You delivered 14 lbs of baby, and didn’t set any records. & lost 40 lbs on delivery day alone...
Your nickname for a period of time was Bessie.
You spend more time pumping than sleeping.
You don’t think the Suburban is a large vehicle. & when you go to try & qualify for the new auto program you cant because the only vehicles you can consider are actually less mpg than what you are driving!!!!
When hearing of a new pregnancy, you first question is “just one?"
You call one baby a singleton (before your triplets arrived, it was just “a baby”)
All your friends have multiples.
You send 7 invitations to a birthday party, and you have 15 kids show up, and you were expecting more.
You don’t want to potty train because the though of trying to take all 3 to a public bathroom yourself sends shivers up and down your spine. the thought of spending 45 minutes to an hour in any bathroom sends shivers down my spine!!!! i have to live in there now!!!! eek!
You make formula by the gallon and it lasts only 24 hours.
Your pediatrician’s office recognizes your voice & quakes in fear each & every time you call
Your one year old carpet needs replacing.
And you know you have a friend who is also a triplet mother when:
She gets as excited as you by the phrase “Buy one get one free”.
You don’t find it strange that she has driven to five or six doctor’s appointments this week.
You can remember her children’s birth weights, and gestation at birth, but you can’t remember her phone number.

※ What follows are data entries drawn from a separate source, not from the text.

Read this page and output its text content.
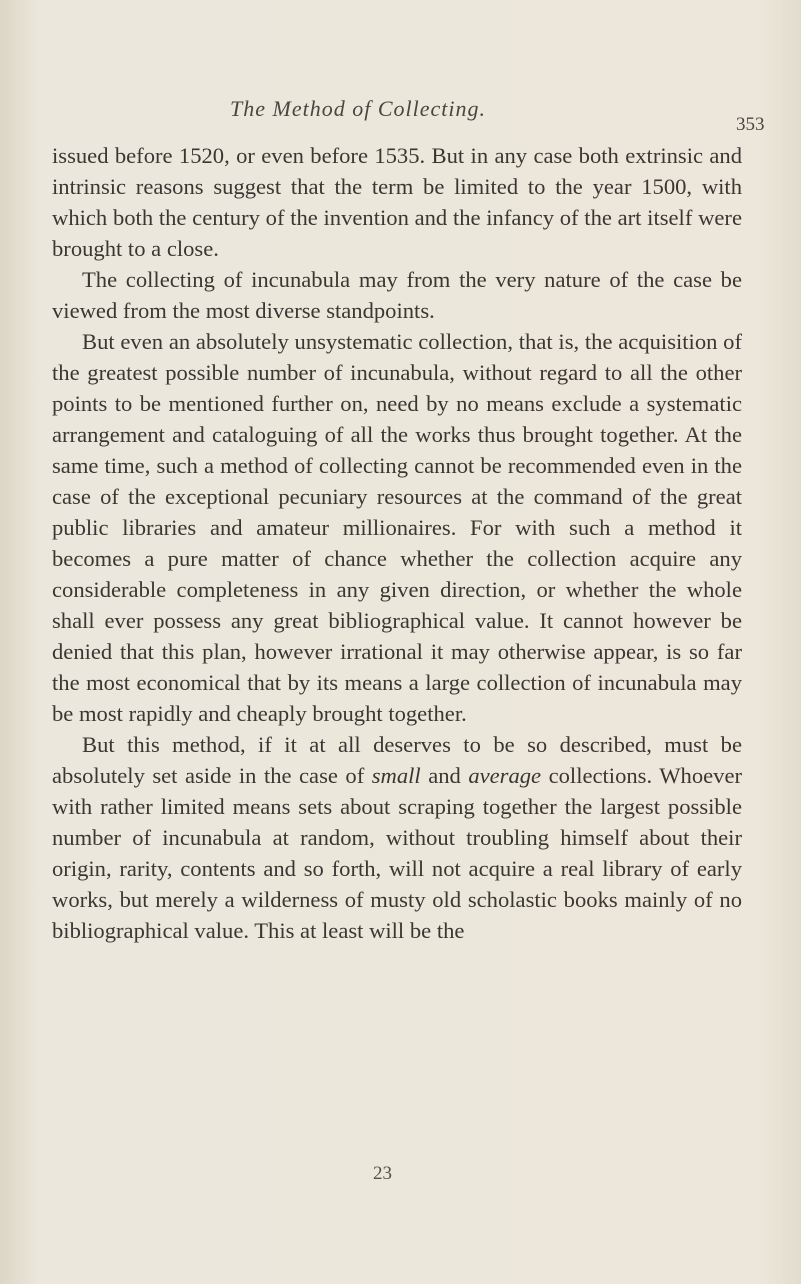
The Method of Collecting.
353

issued before 1520, or even before 1535. But in any case both extrinsic and intrinsic reasons suggest that the term be limited to the year 1500, with which both the century of the invention and the infancy of the art itself were brought to a close.

The collecting of incunabula may from the very nature of the case be viewed from the most diverse standpoints.

But even an absolutely unsystematic collection, that is, the acquisition of the greatest possible number of incunabula, without regard to all the other points to be mentioned further on, need by no means exclude a systematic arrangement and cataloguing of all the works thus brought together. At the same time, such a method of collecting cannot be recommended even in the case of the exceptional pecuniary resources at the command of the great public libraries and amateur millionaires. For with such a method it becomes a pure matter of chance whether the collection acquire any considerable completeness in any given direction, or whether the whole shall ever possess any great bibliographical value. It cannot however be denied that this plan, however irrational it may otherwise appear, is so far the most economical that by its means a large collection of incunabula may be most rapidly and cheaply brought together.

But this method, if it at all deserves to be so described, must be absolutely set aside in the case of small and average collections. Whoever with rather limited means sets about scraping together the largest possible number of incunabula at random, without troubling himself about their origin, rarity, contents and so forth, will not acquire a real library of early works, but merely a wilderness of musty old scholastic books mainly of no bibliographical value. This at least will be the

23
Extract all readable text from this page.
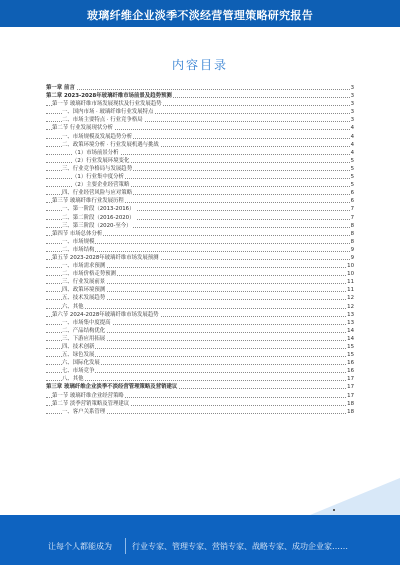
玻璃纤维企业淡季不淡经营管理策略研究报告
内容目录
第一章 前言	3
第二章 2023-2028年玻璃纤维市场前景及趋势预测	3
第一节 玻璃纤维市场发展现状及行业发展趋势	3
一、国内市场 · 玻璃纤维行业发展特点	3
二、市场主要特点 · 行业竞争格局	3
第二节 行业发展现状分析	4
一、市场规模及发展趋势分析	4
二、政策环境分析 · 行业发展机遇与挑战	4
（1）市场前景分析	4
（2）行业发展环境变化	5
三、行业竞争格局与发展趋势	5
（1）行业集中度分析	5
（2）主要企业经营策略	5
四、行业经营风险与应对策略	6
第三节 玻璃纤维行业发展历程	6
一、第一阶段（2013-2016）	7
二、第二阶段（2016-2020）	7
三、第三阶段（2020-至今）	8
第四节 市场总体分析	8
一、市场规模	8
二、市场结构	9
第五节 2023-2028年玻璃纤维市场发展预测	9
一、市场需求预测	10
二、市场价格走势预测	10
三、行业发展前景	11
四、政策环境预测	11
五、技术发展趋势	12
六、其他	12
第六节 2024-2028年玻璃纤维市场发展趋势	13
一、市场集中度提高	13
二、产品结构优化	14
三、下游应用拓展	14
四、技术创新	15
五、绿色发展	15
六、国际化发展	16
七、市场竞争	16
八、其他	17
第三章 玻璃纤维企业淡季不淡经营管理策略及营销建议	17
第一节 玻璃纤维企业经营策略	17
第二节 淡季营销策略及管理建议	18
一、客户关系管理	18
让每个人都能成为	行业专家、管理专家、营销专家、战略专家、成功企业家……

You know you will have someone to grumble with you about the establishments that require a one child/one parent policy
You’re not embarrassed by the fact that she has seen the inside of your house, van, diaper bag, etc.
You refer to her as “your support group”
Outsiders think you have your own private M.O.M. language of terms and jokes, and they are right!
It doesn’t matter if the two of you had nothing in common before your kids arrived because you have EVERYTHING in common now!
it's all true is the saddest part about it!!!!